There are those die hard fans who would counter that Costello's lyrics are the subtlest and most literary of his career, something I would argue against, but all the same this is a weak defense of the general torpor that saturates "The Delivery Man". Even if it were so, albums that are more interesting to read than to listen to are fit, on principle, to be used for target practice at the next skeet shoot.

Elvis Costello is a boomer himself. He was born in 1954, I was born in 1952. The issue isn't his taste in music-- I've been a fan and supporter of Costello since he first appeared in the States in 1977, precisely because it seemed he and I shared much of the same attitude about the world and that we drew from the same musical and literary influences. The issue is the lack of consistent quality in too much of his later work. He's written a good number of good songs scattered through out the uneven and unfocused discs he's released, but it's disconcerting to buy albums on the fading hope that I might be lucky enough to get two or three good tunes out of the average seventy minutes running time per CD.
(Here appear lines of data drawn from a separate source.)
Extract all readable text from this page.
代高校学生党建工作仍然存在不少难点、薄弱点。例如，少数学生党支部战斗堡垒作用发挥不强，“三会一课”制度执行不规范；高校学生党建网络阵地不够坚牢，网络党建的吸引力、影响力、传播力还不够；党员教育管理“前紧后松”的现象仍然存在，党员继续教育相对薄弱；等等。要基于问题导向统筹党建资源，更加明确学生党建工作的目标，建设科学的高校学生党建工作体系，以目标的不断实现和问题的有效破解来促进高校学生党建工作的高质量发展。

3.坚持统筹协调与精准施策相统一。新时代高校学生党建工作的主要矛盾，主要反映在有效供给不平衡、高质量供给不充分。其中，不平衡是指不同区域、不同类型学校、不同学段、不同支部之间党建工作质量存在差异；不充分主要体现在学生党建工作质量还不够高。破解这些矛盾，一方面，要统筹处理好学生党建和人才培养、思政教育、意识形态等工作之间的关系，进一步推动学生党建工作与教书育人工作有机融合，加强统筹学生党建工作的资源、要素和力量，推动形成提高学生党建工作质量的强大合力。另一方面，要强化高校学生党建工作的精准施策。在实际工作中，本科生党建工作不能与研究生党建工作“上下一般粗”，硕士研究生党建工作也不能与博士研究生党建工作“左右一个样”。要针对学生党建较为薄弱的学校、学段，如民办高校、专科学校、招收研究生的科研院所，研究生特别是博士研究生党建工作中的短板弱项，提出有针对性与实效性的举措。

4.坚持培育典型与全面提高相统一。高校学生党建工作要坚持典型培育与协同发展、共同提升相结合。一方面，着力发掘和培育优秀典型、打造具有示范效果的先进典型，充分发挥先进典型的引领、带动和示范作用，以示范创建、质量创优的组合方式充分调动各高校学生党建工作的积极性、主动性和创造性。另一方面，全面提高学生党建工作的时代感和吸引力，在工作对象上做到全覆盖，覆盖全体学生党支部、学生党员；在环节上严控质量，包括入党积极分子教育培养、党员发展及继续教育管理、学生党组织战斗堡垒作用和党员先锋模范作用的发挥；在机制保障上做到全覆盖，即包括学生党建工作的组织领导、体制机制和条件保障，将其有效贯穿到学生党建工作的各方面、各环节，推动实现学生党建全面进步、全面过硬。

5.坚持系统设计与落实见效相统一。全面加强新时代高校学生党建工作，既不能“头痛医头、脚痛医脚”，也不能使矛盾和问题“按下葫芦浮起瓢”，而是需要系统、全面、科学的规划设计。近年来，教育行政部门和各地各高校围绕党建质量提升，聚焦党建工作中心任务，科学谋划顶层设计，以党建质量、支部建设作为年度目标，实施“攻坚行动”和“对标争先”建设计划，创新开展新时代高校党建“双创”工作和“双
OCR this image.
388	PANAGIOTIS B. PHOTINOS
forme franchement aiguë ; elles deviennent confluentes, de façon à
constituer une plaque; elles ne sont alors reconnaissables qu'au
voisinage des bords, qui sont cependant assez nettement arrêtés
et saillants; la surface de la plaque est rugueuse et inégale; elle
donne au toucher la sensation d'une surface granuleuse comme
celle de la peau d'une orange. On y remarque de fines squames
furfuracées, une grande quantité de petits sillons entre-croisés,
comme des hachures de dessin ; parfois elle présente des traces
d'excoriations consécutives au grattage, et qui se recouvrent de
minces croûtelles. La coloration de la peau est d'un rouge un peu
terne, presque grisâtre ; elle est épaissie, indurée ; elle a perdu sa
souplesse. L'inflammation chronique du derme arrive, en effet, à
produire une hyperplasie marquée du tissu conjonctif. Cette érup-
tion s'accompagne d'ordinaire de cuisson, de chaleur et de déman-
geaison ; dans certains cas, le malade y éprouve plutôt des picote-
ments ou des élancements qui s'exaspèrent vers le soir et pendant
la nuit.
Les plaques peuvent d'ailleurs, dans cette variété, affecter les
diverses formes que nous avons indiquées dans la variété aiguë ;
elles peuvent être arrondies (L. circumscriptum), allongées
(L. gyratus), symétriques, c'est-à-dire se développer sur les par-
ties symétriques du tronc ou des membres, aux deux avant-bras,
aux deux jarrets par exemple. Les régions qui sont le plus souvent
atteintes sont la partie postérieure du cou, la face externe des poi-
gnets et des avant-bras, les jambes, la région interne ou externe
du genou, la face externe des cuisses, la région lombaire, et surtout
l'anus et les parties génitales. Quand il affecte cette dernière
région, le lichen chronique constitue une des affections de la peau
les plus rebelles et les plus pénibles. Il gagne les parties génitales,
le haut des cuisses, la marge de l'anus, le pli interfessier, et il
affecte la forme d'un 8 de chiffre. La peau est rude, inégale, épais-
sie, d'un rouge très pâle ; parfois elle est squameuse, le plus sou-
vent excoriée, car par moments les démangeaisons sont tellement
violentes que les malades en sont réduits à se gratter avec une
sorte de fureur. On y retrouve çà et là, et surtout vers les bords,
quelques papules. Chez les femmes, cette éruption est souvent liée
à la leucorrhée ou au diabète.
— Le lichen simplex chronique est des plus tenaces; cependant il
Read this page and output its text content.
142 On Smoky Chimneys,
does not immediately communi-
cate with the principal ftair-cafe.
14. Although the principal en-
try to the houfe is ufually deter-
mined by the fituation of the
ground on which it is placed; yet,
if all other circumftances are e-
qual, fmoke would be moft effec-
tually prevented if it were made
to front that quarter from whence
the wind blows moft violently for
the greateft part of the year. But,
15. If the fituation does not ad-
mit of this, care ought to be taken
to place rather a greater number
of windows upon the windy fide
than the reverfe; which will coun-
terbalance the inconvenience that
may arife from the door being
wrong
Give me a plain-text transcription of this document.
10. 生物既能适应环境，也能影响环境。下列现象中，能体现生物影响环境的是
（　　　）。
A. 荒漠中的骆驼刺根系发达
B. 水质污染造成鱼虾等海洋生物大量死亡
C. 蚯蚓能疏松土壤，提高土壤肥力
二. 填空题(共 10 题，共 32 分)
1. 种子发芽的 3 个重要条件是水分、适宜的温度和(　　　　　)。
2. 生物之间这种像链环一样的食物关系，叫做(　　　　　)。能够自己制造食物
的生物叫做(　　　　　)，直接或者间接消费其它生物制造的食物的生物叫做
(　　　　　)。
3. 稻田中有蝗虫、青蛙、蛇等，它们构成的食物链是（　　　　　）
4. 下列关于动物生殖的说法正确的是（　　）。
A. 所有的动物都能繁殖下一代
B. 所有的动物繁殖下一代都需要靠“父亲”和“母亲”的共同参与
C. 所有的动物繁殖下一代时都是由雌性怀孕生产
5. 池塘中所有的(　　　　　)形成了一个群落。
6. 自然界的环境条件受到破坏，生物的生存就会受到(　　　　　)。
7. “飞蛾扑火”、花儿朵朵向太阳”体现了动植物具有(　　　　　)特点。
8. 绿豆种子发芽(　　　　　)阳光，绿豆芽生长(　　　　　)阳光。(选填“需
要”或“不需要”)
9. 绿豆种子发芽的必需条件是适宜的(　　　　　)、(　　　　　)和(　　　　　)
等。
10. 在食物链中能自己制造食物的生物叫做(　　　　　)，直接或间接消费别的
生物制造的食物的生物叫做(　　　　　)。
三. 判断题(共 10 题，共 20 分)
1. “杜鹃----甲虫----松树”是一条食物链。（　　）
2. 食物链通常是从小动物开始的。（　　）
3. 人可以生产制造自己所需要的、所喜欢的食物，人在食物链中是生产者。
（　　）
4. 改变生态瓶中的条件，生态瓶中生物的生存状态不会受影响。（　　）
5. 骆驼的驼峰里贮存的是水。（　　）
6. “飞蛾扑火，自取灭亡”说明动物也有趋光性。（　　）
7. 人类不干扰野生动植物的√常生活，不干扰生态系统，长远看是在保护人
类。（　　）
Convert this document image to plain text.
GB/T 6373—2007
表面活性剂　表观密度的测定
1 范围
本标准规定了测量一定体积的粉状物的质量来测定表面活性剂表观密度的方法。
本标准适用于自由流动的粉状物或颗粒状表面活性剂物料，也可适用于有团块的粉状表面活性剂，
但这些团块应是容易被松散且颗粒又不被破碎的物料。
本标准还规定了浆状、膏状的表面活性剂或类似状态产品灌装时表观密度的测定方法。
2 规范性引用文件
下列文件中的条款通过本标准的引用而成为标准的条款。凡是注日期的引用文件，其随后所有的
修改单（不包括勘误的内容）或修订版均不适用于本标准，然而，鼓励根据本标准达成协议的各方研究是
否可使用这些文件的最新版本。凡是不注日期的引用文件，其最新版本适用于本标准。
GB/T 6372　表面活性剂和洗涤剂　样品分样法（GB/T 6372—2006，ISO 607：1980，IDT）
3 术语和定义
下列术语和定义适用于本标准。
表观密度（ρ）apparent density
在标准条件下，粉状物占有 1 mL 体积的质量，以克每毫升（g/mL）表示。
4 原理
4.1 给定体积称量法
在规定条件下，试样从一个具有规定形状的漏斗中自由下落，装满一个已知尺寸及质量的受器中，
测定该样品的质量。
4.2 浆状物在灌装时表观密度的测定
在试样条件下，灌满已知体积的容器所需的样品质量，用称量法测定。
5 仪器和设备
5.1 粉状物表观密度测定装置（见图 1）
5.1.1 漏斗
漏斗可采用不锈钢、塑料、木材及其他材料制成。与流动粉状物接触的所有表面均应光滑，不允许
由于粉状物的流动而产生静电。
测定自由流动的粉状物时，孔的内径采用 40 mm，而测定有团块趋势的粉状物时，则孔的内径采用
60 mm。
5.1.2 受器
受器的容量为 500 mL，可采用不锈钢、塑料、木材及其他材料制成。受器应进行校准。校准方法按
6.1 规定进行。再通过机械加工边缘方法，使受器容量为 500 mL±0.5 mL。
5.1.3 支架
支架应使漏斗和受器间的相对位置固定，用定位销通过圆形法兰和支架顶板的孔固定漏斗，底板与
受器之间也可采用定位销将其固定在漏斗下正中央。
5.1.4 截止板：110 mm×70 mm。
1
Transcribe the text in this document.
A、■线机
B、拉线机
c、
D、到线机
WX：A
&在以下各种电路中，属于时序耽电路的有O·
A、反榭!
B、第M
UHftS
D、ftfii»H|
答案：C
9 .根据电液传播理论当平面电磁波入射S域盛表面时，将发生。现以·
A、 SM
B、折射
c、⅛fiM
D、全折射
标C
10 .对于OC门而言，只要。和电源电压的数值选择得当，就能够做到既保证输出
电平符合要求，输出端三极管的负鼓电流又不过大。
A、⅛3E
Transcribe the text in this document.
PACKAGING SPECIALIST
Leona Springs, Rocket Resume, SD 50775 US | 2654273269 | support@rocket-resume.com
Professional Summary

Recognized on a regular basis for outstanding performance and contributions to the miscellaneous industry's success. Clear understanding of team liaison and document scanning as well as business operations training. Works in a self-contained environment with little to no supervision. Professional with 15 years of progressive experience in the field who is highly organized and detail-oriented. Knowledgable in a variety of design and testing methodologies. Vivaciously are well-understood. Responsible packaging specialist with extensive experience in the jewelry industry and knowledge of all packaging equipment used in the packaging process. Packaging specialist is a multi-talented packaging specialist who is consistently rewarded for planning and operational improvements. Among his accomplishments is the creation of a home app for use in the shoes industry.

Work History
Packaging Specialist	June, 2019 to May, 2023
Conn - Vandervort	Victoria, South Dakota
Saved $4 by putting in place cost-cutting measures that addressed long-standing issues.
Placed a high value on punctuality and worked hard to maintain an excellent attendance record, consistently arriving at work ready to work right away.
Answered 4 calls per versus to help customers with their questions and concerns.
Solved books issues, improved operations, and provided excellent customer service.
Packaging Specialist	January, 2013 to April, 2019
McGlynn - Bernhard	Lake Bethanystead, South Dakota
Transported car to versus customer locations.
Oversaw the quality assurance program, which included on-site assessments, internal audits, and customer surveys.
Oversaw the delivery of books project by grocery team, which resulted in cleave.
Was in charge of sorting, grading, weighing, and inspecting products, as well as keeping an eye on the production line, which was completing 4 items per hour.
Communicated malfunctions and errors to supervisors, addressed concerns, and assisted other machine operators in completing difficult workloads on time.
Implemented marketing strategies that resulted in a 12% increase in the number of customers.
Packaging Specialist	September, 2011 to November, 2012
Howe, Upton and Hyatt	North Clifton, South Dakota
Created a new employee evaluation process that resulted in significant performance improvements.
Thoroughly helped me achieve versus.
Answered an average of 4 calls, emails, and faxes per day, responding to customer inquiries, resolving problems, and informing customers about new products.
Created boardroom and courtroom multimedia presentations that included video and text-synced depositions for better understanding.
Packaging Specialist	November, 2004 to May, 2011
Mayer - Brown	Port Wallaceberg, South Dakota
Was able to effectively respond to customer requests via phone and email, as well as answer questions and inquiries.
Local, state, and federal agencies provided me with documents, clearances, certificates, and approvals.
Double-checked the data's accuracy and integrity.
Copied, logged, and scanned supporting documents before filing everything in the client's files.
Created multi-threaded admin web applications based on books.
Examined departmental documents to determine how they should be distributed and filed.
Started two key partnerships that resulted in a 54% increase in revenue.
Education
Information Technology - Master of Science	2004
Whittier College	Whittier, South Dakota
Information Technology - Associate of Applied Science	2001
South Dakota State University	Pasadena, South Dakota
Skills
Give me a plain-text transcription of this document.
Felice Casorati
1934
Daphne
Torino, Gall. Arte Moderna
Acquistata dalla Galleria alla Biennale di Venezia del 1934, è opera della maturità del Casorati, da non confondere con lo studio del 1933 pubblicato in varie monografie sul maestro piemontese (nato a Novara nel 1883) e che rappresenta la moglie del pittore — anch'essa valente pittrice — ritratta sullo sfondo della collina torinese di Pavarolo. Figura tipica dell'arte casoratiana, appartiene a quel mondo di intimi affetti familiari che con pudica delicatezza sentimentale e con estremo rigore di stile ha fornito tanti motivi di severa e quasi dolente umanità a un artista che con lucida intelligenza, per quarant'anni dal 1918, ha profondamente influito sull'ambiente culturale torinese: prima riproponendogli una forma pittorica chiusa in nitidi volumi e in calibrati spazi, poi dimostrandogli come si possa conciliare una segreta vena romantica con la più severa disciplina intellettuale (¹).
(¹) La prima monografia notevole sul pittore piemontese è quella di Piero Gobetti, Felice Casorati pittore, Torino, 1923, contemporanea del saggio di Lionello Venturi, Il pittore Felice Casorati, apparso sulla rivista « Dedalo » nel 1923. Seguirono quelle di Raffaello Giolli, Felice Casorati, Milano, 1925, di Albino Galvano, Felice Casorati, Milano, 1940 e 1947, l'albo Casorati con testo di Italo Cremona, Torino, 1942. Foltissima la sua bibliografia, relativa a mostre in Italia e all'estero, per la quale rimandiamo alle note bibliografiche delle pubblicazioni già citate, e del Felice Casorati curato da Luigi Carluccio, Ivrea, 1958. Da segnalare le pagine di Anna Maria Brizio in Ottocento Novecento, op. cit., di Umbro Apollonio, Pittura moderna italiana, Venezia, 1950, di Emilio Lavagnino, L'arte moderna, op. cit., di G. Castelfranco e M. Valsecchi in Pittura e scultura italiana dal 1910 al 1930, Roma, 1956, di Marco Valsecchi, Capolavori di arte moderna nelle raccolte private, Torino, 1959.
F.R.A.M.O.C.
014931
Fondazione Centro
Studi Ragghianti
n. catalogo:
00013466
I bought the record all by myself, listened to it alone, listened to it again alone, generally listened to it for a week by myself, more or less, and found that I liked it better than any record he'd been out in several years. I wrote my review on a now defunct music site I had without the benefit of reading anyone else's reviews; what I found when I did read the notices in The Village Voice and Rolling Stone was that the reviewers thought as I did, that EC was working at full boil once again. Not surprisingly (to me) most Costello fans I talked to about Cruel liked it quite a bit; some even thought it was his best album ever. Anyway, the point is that it's more likely that our man actually put out a great album rather than manifestation of group think. Cruel, actually, bucked the trend, since most of his later work was getting mixed reviews at best. The herd mentality, if there was one regarding EC, was to give him less than unqualified raves. As for the song lyrics, you already named two of them, both "Episode of Blonds" and "45" are punchy, clipped, caustic and wonderfully layered in their nuance, puns and insinuations, and I wish he could write this well more often these days. I would add another favorite, "Spooky Girlfriend".


Waits has a shtick, sure, but everyone does. Packaging and image is a large part of getting the music out there. Finally, though, there is the music
that stands to be judged, and Waits sublime fusing of alien styles --hard bop, delta blues, Brecht-Weil, Beat prosody, and any number of influences one might toss at him--is unique and grandly textured. It is artful, as opposed to arty, and it is unique, and contrary to the notion that he makes the same album over and over again, it's more accurate to assert that he has a style, a set of aesthetic principles he brings into play and expands or contracts as his instinct dictates. The music he's making in the late nineties isn't the same as the relatively modest efforts from the Seventies. He's grown, he's gotten wiser, and he’s become more interesting to listen to. And he's the best "poetic" lyricist currently in the game.